The real plus with photography is it can be kept in the computer till time to sell. This is different than painting which requires an investment in materials before you even begin. So when money is short giclée prints are unrealized. Good for the photographer but difficult for the art buyer. They have a difficult time looking at a digital image on their computer and imagining it hanging on the wall.
And I have in the years of selling giclée canvas prints dealt with printers personally. Even sat at their side and approved changes they made before printing. And I have gotten the canvas or paper prints and done my own stretching, framing or matting. Prints on paper, matted and framed are very easy to do in house . . . or in studio and at times I have simply done a print and mailed it to the buyer for them to have framed. It is a big problem shipping a frame with glass. And expensive.
Stretched canvas art is lighter and easier to ship. But another side effect of having my photographs printed on canvas is the buyer (and the viewer) often sees them as paintings. They sell cheaper than paintings but obviously translate as "art" more than prints on paper under glass. And the price point is definitely attractive to the buyer. Businesses like Enchanted Circle Brewery in Angel Fire seek art on their walls.

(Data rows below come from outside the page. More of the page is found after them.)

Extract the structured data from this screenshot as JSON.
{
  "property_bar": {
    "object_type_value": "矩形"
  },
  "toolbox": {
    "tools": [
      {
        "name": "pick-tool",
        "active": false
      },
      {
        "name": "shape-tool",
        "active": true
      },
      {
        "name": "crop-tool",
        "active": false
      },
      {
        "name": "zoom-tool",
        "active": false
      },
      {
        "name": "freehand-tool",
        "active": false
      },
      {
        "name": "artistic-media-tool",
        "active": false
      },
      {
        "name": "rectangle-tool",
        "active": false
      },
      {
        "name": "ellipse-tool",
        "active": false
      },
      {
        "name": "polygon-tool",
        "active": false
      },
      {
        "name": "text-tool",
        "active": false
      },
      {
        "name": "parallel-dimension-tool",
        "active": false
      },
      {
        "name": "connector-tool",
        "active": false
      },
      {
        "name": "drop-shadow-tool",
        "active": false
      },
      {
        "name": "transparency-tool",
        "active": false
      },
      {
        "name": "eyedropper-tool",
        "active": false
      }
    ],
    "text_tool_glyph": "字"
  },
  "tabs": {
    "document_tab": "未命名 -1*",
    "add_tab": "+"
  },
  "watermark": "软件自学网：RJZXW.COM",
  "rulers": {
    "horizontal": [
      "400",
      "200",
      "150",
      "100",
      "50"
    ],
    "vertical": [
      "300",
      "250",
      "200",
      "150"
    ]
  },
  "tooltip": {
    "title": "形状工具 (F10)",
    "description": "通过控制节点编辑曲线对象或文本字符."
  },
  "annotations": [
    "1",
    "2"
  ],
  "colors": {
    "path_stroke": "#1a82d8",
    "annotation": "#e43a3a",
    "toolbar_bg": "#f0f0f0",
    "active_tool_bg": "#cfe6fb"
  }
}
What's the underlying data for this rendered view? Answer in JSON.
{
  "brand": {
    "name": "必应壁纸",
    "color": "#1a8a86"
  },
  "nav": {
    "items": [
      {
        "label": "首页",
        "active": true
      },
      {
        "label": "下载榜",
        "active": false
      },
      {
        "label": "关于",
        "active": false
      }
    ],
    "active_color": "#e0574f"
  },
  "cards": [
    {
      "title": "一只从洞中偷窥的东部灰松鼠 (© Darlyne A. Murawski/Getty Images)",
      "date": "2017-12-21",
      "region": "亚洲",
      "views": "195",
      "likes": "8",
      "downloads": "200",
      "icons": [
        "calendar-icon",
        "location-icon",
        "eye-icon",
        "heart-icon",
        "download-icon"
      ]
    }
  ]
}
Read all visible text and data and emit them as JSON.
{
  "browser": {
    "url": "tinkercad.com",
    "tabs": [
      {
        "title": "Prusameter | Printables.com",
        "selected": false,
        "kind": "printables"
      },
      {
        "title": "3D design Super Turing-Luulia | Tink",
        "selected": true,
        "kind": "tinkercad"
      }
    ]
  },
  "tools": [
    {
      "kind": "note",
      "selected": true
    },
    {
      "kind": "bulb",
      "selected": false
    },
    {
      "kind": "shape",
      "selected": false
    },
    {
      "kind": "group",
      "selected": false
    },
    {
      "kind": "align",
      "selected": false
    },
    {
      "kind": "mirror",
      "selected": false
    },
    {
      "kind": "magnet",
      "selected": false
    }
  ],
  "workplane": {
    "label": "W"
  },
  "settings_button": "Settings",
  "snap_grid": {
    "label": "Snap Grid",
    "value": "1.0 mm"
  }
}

And it is easier for us artists to provide it if it is a canvas print.
And most of us switched to buying our supplies locally when the pandemic shut everything down in 2021. Whether printers will have issues with canvas and inks remains to be seen. It just seemed wise to have some of my images put on canvas to hang on walls even if the wall space is getting scarce. But I sold four paintings off my walls and two giclée's off the Brewery walls so it seemed a good time to invest.
|Bench in Autumn|
And the really good news is these can be reprinted. Part of this exercise was to determine the turn around time required by my new professional printer.